Mantener bajo control factores de riesgo como la diabetes, la hipertensión y el tabaquismo durante la edad mediana podría representar hasta 13 años adicionales de vida libre de demencia, de acuerdo con un reciente estudio neurocognitivo publicado en Neurology Open Access.
La investigación, basada en el estudio Atherosclerosis Risk in Communities (ARIC), siguió durante casi tres décadas a más de 12 mil 400 personas con el objetivo de analizar cómo la salud vascular entre los 50 y 60 años puede influir en la salud cognitiva durante la vejez.
Los resultados mostraron una diferencia significativa entre quienes llegaron a la edad mediana sin los tres factores de riesgo y quienes los presentaban. Las personas sin diabetes, hipertensión ni antecedente de tabaquismo alcanzaron, en promedio, 30.1 años adicionales libres de demencia.
En contraste, quienes reunían los tres factores de riesgo tuvieron alrededor de 17.5 años sin desarrollar la enfermedad, una diferencia cercana a 13 años respecto al grupo con mejor salud vascular.
El hallazgo cobra relevancia ante el crecimiento de la demencia a nivel mundial. De acuerdo con la Organización Mundial de la Salud (OMS), más de 55 millones de personas viven actualmente con esta condición, considerada la séptima causa de muerte y una de las principales causas de discapacidad y dependencia entre los adultos mayores.

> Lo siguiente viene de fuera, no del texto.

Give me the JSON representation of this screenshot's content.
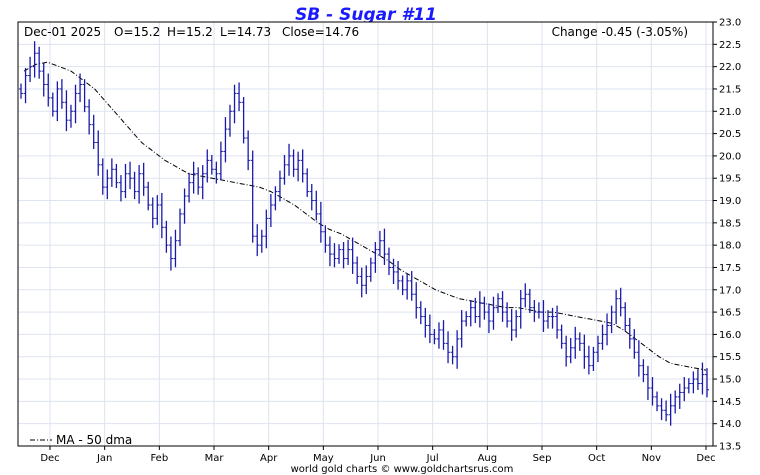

La OMS estima además que cada año se producen alrededor de 10 millones de nuevos casos, mientras que para 2050 el número de personas que viven con demencia podría superar los 150 millones.
La prevención desde la edad mediana
Los investigadores señalaron que factores como la hipertensión, la diabetes y el tabaquismo suelen adquirir especial relevancia alrededor de los 55 años y pueden generar efectos acumulativos sobre el sistema vascular y el cerebro.
El estudio encontró también que las personas con una mayor carga de factores de riesgo vascular presentaron un riesgo 5.61 veces mayor de morir antes de recibir un diagnóstico de demencia.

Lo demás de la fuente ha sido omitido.